The optimizations entail the following steps (this list is not complete):
Projection Pushdown:
Select only the required columns in every step. This reduces the amount of data that needs to be read from storage but also the amount of data that is processed along the way. Columns are dropped at the earliest stage in the query.
Filter Pushdown:
Push filters down as far as possible, potentially into the IO step. Filters are executed in the earliest stage in the query.
Partition Pruning:
Partition selections are pushed down as far as possible, potentially into the IO step.
Avoiding Shuffles:
Dask DataFrame will try to avoid shuffling data between workers as much as possible. This can be achieved if the column layout is already known, i.e. if the DataFrame was shuffled on the same column before. For example, executing a
df.groupby(...).apply(...)
after a merge operation will not shuffle the data again if the groupby happens on the merge columns.Automatically resizing partitions:
The IO layers automatically adjust the partition count based on the column subset that is selected from the dataset. Very small partitions impact the scheduler and expensive operations like shuffling negatively. This is addressed by adjusting the partition count automatically.
Exploring the optimized query¶
Dask will call df.optimize()
before executing the computation. This method applies
the steps mentioned above and returns a new Dask DataFrame that represents the optimized
query.
A rudimentary representation of the optimized query can be obtained by calling
df.pprint()
. This will print the query plan in a human-readable format to the
command line/console. The advantage of this method is that it doesn’t require any
additional dependencies.
pdf = pd.DataFrame({"a": [1, 2, 3] * 5, "b": [1, 2, 3] * 5})

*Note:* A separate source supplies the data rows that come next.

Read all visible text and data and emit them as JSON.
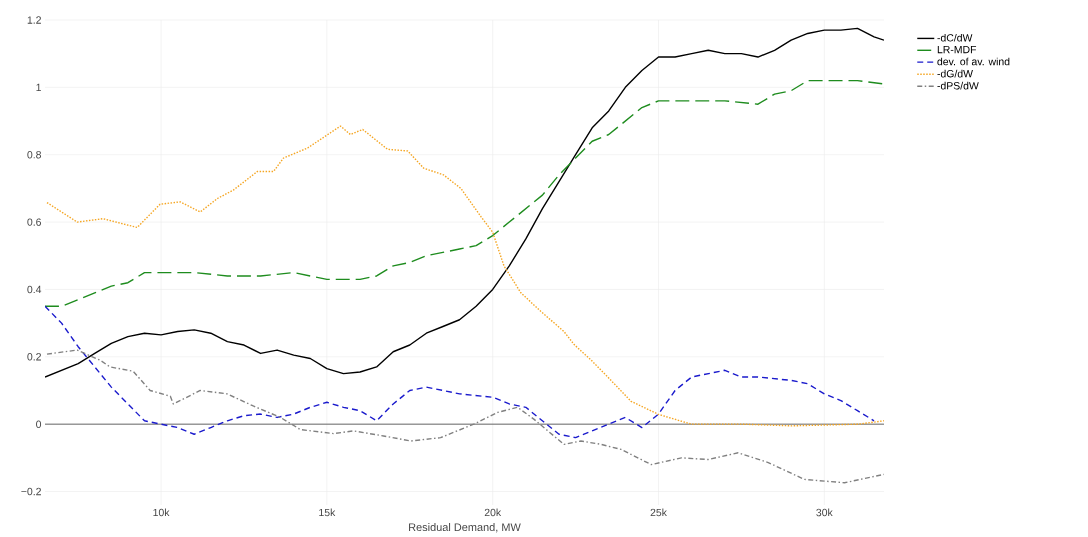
{
  "chart_data": {
    "type": "line",
    "xlabel": "Residual Demand, MW",
    "xlim": [
      6500,
      31800
    ],
    "ylim": [
      -0.24,
      1.2
    ],
    "xticks": [
      {
        "value": 10000,
        "label": "10k"
      },
      {
        "value": 15000,
        "label": "15k"
      },
      {
        "value": 20000,
        "label": "20k"
      },
      {
        "value": 25000,
        "label": "25k"
      },
      {
        "value": 30000,
        "label": "30k"
      }
    ],
    "yticks": [
      {
        "value": -0.2,
        "label": "−0.2"
      },
      0,
      0.2,
      0.4,
      0.6,
      0.8,
      1,
      1.2
    ],
    "grid": true,
    "legend": "top right",
    "marker": "none",
    "ref_lines": [
      {
        "axis": "y",
        "value": 0,
        "color": "#444444"
      }
    ],
    "series": [
      {
        "name": "-dC/dW",
        "color": "#000000",
        "line_style": "solid",
        "x": [
          6500,
          7500,
          8000,
          8500,
          9000,
          9500,
          10000,
          10500,
          11000,
          11500,
          12000,
          12500,
          13000,
          13500,
          14000,
          14500,
          15000,
          15500,
          16000,
          16500,
          17000,
          17500,
          18000,
          18500,
          19000,
          19500,
          20000,
          20500,
          21000,
          21500,
          22000,
          22500,
          23000,
          23500,
          24000,
          24500,
          25000,
          25500,
          26000,
          26500,
          27000,
          27500,
          28000,
          28500,
          29000,
          29500,
          30000,
          30500,
          31000,
          31500,
          31800
        ],
        "values": [
          0.14,
          0.18,
          0.21,
          0.24,
          0.26,
          0.27,
          0.265,
          0.275,
          0.28,
          0.27,
          0.245,
          0.235,
          0.21,
          0.22,
          0.205,
          0.195,
          0.165,
          0.15,
          0.155,
          0.17,
          0.215,
          0.235,
          0.27,
          0.29,
          0.31,
          0.35,
          0.4,
          0.47,
          0.55,
          0.64,
          0.72,
          0.8,
          0.88,
          0.93,
          1.0,
          1.05,
          1.09,
          1.09,
          1.1,
          1.11,
          1.1,
          1.1,
          1.09,
          1.11,
          1.14,
          1.16,
          1.17,
          1.17,
          1.175,
          1.15,
          1.14
        ]
      },
      {
        "name": "LR-MDF",
        "color": "#1e8c1e",
        "line_style": "longdash",
        "x": [
          6500,
          7000,
          7500,
          8000,
          8500,
          9000,
          9500,
          10000,
          11000,
          12000,
          13000,
          14000,
          15000,
          16000,
          16500,
          17000,
          17500,
          18000,
          19000,
          19500,
          20000,
          20500,
          21000,
          21500,
          22000,
          22500,
          23000,
          23500,
          24000,
          24500,
          25000,
          26000,
          27000,
          28000,
          28500,
          29000,
          29500,
          30000,
          31000,
          31800
        ],
        "values": [
          0.35,
          0.35,
          0.37,
          0.39,
          0.41,
          0.42,
          0.45,
          0.45,
          0.45,
          0.44,
          0.44,
          0.45,
          0.43,
          0.43,
          0.44,
          0.47,
          0.48,
          0.5,
          0.52,
          0.53,
          0.56,
          0.6,
          0.64,
          0.68,
          0.74,
          0.79,
          0.84,
          0.86,
          0.9,
          0.94,
          0.96,
          0.96,
          0.96,
          0.95,
          0.98,
          0.99,
          1.02,
          1.02,
          1.02,
          1.01
        ]
      },
      {
        "name": "dev. of av. wind",
        "color": "#1a1acc",
        "line_style": "dashed",
        "x": [
          6500,
          7000,
          7500,
          8000,
          8500,
          9000,
          9500,
          10000,
          10500,
          11000,
          11500,
          12000,
          12500,
          13000,
          13500,
          14000,
          14500,
          15000,
          15500,
          16000,
          16500,
          17000,
          17500,
          18000,
          18500,
          19000,
          19500,
          20000,
          20500,
          21000,
          21500,
          22000,
          22500,
          23000,
          23500,
          24000,
          24500,
          25000,
          25500,
          26000,
          26500,
          27000,
          27500,
          28000,
          28500,
          29000,
          29500,
          30000,
          30500,
          31000,
          31500
        ],
        "values": [
          0.35,
          0.3,
          0.23,
          0.17,
          0.11,
          0.06,
          0.01,
          0.0,
          -0.01,
          -0.03,
          -0.01,
          0.01,
          0.025,
          0.03,
          0.02,
          0.03,
          0.05,
          0.065,
          0.05,
          0.04,
          0.01,
          0.06,
          0.1,
          0.11,
          0.1,
          0.09,
          0.085,
          0.08,
          0.06,
          0.05,
          0.01,
          -0.03,
          -0.04,
          -0.02,
          0.0,
          0.02,
          -0.01,
          0.03,
          0.1,
          0.14,
          0.15,
          0.16,
          0.14,
          0.14,
          0.135,
          0.13,
          0.12,
          0.09,
          0.07,
          0.04,
          0.01
        ]
      },
      {
        "name": "-dG/dW",
        "color": "#f5a623",
        "line_style": "dotted",
        "x": [
          6560,
          7470,
          8250,
          9280,
          9970,
          10580,
          11180,
          11700,
          12180,
          12900,
          13390,
          13690,
          14420,
          15410,
          15710,
          16080,
          16830,
          17440,
          17920,
          18520,
          19040,
          19640,
          20000,
          20340,
          20850,
          21450,
          22150,
          22450,
          22970,
          23480,
          24170,
          25000,
          25990,
          27500,
          29010,
          31030,
          31800
        ],
        "values": [
          0.658,
          0.6,
          0.61,
          0.584,
          0.653,
          0.66,
          0.63,
          0.67,
          0.695,
          0.75,
          0.75,
          0.79,
          0.82,
          0.885,
          0.86,
          0.875,
          0.816,
          0.811,
          0.76,
          0.74,
          0.7,
          0.617,
          0.57,
          0.47,
          0.39,
          0.335,
          0.275,
          0.237,
          0.19,
          0.139,
          0.068,
          0.029,
          0.0,
          0.0,
          -0.005,
          0.0,
          0.01
        ]
      },
      {
        "name": "-dPS/dW",
        "color": "#808080",
        "line_style": "dashdot",
        "x": [
          6560,
          7470,
          8160,
          8460,
          9160,
          9670,
          10280,
          10370,
          11180,
          11990,
          12780,
          13600,
          14200,
          15200,
          15800,
          16710,
          17530,
          18430,
          19430,
          20150,
          20750,
          21240,
          22150,
          22660,
          23270,
          23870,
          24780,
          25690,
          26500,
          27400,
          28310,
          29400,
          30610,
          31800
        ],
        "values": [
          0.208,
          0.22,
          0.19,
          0.17,
          0.157,
          0.1,
          0.083,
          0.06,
          0.1,
          0.09,
          0.054,
          0.02,
          -0.016,
          -0.028,
          -0.02,
          -0.035,
          -0.05,
          -0.04,
          0.0,
          0.035,
          0.05,
          0.015,
          -0.06,
          -0.05,
          -0.06,
          -0.075,
          -0.12,
          -0.1,
          -0.105,
          -0.085,
          -0.114,
          -0.164,
          -0.174,
          -0.149
        ]
      }
    ]
  }
}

df = dd.from_pandas(pdf, npartitions=2)
df = df.replace(1, 5)[["a"]]
df.optimize().pprint()
Replace: to_replace=1 value=5
FromPandas: frame='<pandas>' npartitions=2 columns=['a'] pyarrow_strings_enabled=True
A more advanced and easier to read reprepresentation can be obtained by calling
df.explain()
. This method requires the graphviz
package to be installed.
The method will return a graph that represents the query plan and create an image
from it.
df.explain()
We can see in both representations that FromPandas
consumed the column
projection, only selecting the column a
.
The explain()
method is significantly easier to understand for more complex
queries.